AMCU’S MATHUNJWA CRITICISES MADONSELA
Joseph Mathunjwa, president of the Association of Mineworkers and Construction Union (Amcu), reiterated the complaint of the deceased mine workers’ children that there had been no justice for the killings.
“Where is justice for Marikana?” he asked during his union’s memorial lecture on Friday. He said the mine’s new owners, Sibanye-Stillwater, had not only acquired Lonmin’s operations last year, but had also inherited what took place in Marikana.
“We used to call it the Lonmin massacre, but Lonmin is now gone. Sibanye-Stillwater took over and now we must call it the Sibanye-Stillwater massacre,” said Mathunjwa.
He criticised former Public Protector Advocate Thuli Madonsela just a few hours before she delivered a Marikana memorial lecture organised by Sibanye-Stillwater on Friday.
Amcu, he said, had been hosting commemorations every year since 2013 and had been joined by Lonmin in recent ones, so he did not understand why Sibanye-Stillwater had held a parallel memorial lecture.
He said Madonsela had “never set her foot in Marikana to pay homage to those who died there”, but was nevertheless giving a memorial lecture organised by the mining company.
“When the master calls, they run, but when the downtrodden call, no one runs,” he said.
In response, Madonsela said she understood Mathunjwa’s “anger and need to lash out, because he was there. The pain is still raw.”
It was not true, she added, that she had never been to Marikana.
“I’ve been to the Marikana region during my numerous trips investigating the Bapo ba Mogale stolen monies and allegations of being short-changed on royalties by Lonmin and others. I wasn’t aware that the memorial lecture wasn’t a joint venture,” she said.
Madonsela said that, in most cases, those who criticised colonialism had “the most colonised minds”.
Regarding Mathunjwa’s comment about the “master calling”, she said: “Just because colonialists imposed themselves and called themselves our masters in the past, we needn’t continue wearing the chain of regarding white people as masters and black people as servants.
“Should I be invited by Mathunjwa, I’d be happy to come … He’s never done so [and] Sibanye-Stillwater are the only ones who have,” she said.
“My hope is to assist with remembering, healing and renewal. To do so, we need all hands on deck.”
Explaining why Sibanye-Stillwater had held a separate commemoration event, the company’s chief executive officer, Neil Froneman, said unions had been part of the process until last weekend. He was not sure, he added, why they had chosen not to participate.
“We’ve tried our best to cast our invitation net as widely as possible,” he added.
WHAT WENT WRONG?
In her lecture, Madonsela said those killed in Marikana did “not have to die, but they did” in a massacre that shook the world.

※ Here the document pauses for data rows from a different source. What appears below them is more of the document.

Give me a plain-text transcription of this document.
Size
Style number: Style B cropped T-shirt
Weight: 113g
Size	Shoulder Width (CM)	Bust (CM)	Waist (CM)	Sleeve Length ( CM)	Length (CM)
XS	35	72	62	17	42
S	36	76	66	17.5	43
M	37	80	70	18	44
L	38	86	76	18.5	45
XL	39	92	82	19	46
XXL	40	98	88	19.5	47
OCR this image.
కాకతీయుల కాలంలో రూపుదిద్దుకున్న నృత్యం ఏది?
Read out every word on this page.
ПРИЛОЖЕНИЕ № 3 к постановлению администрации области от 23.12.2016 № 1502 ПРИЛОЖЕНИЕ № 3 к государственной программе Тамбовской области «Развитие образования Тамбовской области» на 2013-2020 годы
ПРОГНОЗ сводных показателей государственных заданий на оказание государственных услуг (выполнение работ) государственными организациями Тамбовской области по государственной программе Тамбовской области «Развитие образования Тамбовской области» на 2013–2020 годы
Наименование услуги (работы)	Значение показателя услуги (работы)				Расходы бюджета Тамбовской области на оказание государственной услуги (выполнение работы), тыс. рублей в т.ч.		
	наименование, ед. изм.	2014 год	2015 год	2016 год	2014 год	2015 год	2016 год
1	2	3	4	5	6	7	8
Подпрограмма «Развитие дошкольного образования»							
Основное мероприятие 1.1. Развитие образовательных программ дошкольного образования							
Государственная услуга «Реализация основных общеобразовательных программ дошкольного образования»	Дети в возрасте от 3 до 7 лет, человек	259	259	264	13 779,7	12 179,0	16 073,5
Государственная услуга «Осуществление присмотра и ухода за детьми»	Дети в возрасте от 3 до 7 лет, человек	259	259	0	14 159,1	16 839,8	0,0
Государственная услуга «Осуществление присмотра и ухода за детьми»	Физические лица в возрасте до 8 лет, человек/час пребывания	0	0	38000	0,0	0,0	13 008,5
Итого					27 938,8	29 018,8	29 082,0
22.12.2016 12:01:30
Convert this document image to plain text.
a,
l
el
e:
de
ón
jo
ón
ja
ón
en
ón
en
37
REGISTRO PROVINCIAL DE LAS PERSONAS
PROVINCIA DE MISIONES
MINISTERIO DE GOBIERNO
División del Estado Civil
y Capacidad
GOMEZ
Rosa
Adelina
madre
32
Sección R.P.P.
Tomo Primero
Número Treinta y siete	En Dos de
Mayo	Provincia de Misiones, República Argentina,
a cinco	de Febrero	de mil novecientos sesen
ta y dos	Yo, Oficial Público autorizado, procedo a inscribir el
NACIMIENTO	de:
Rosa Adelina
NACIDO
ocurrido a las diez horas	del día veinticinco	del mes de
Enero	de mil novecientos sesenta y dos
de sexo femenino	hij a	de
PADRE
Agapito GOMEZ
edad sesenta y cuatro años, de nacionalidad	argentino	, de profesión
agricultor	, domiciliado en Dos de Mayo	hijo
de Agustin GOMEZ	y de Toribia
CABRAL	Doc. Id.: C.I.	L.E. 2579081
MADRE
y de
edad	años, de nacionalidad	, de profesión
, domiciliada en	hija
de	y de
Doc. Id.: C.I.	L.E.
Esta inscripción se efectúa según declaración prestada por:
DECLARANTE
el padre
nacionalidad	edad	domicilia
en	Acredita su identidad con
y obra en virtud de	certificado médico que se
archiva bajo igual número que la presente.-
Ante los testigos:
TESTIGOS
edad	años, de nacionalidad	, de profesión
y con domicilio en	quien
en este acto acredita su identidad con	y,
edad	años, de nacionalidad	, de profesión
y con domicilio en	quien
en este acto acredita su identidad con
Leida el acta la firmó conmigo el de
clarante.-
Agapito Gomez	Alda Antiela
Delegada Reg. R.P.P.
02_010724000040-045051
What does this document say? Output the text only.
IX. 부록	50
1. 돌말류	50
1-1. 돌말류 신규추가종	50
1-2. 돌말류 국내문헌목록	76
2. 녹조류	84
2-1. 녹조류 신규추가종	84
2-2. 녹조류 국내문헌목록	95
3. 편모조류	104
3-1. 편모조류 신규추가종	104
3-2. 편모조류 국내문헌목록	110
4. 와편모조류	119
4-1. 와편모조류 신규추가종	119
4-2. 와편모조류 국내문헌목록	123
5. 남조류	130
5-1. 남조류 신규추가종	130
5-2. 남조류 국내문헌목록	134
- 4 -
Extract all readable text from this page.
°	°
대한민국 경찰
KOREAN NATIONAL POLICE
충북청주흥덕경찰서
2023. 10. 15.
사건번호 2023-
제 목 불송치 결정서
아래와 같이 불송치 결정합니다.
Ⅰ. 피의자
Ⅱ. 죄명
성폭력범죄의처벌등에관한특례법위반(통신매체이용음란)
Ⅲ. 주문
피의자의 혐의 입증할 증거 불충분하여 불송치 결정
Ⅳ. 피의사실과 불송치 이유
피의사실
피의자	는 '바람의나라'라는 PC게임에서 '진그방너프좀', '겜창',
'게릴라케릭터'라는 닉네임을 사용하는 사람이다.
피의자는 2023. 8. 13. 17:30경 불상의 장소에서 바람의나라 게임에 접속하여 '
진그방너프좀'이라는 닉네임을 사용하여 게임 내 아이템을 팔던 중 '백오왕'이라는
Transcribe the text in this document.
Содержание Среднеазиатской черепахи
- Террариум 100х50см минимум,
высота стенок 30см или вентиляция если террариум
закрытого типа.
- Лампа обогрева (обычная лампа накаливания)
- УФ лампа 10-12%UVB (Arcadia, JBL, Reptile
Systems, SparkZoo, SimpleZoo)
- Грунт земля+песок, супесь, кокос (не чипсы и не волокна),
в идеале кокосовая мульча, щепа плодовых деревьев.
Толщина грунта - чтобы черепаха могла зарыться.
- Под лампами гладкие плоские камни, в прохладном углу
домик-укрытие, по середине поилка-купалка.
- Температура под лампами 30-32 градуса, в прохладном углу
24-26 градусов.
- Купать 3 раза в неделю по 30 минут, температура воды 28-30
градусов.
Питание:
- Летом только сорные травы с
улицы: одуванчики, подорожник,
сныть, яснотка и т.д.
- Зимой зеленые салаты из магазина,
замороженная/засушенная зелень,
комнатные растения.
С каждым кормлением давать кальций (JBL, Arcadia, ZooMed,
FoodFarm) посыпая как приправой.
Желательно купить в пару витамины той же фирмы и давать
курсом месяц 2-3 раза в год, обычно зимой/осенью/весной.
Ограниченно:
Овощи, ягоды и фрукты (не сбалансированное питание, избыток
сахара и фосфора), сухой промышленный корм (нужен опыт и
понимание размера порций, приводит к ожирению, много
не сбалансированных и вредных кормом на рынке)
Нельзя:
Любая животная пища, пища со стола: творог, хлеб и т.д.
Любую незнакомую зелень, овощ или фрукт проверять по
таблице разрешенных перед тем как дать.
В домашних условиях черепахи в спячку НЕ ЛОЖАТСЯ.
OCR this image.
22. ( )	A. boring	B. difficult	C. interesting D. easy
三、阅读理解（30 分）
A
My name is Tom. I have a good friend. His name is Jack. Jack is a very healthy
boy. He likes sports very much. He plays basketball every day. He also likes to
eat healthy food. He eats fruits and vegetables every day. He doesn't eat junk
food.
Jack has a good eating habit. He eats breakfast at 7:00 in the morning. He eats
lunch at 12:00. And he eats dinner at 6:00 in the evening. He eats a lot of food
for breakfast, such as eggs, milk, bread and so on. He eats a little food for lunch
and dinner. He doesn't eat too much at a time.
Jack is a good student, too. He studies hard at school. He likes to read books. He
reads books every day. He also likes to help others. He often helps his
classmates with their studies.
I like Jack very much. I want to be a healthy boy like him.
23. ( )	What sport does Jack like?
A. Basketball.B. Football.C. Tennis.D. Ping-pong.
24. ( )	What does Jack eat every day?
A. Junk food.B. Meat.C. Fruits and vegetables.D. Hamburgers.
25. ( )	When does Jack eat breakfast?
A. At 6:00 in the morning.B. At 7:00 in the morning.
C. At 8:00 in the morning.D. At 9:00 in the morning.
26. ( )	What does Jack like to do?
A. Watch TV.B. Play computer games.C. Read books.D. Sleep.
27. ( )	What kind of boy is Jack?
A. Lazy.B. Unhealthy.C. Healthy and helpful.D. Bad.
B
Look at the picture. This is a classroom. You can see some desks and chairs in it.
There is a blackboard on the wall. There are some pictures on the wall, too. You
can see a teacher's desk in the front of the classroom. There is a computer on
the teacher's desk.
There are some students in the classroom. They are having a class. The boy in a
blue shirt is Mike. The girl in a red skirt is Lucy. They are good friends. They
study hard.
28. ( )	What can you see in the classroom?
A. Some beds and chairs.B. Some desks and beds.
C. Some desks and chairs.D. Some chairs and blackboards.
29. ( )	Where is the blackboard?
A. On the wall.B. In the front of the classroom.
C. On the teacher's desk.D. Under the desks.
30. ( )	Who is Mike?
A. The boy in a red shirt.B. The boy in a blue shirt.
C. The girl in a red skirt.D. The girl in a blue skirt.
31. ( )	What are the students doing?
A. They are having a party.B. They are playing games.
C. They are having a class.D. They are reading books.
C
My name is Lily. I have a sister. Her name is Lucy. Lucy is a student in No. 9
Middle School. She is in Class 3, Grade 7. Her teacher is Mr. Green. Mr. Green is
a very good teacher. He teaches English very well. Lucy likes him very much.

“It was 18 years into constitutional democracy; 18 years into implementing a Constitution that commits us to healing the divisions of the past and building a society founded on democratic values, social justice and human rights. What went wrong?” she asked.
“Marikana happened because we forgot to remember. We forgot to remember our ugly, unjust past and the legacy it left us … We forgot to heal and we focused on renewal. A renewal without a foundation can’t work.”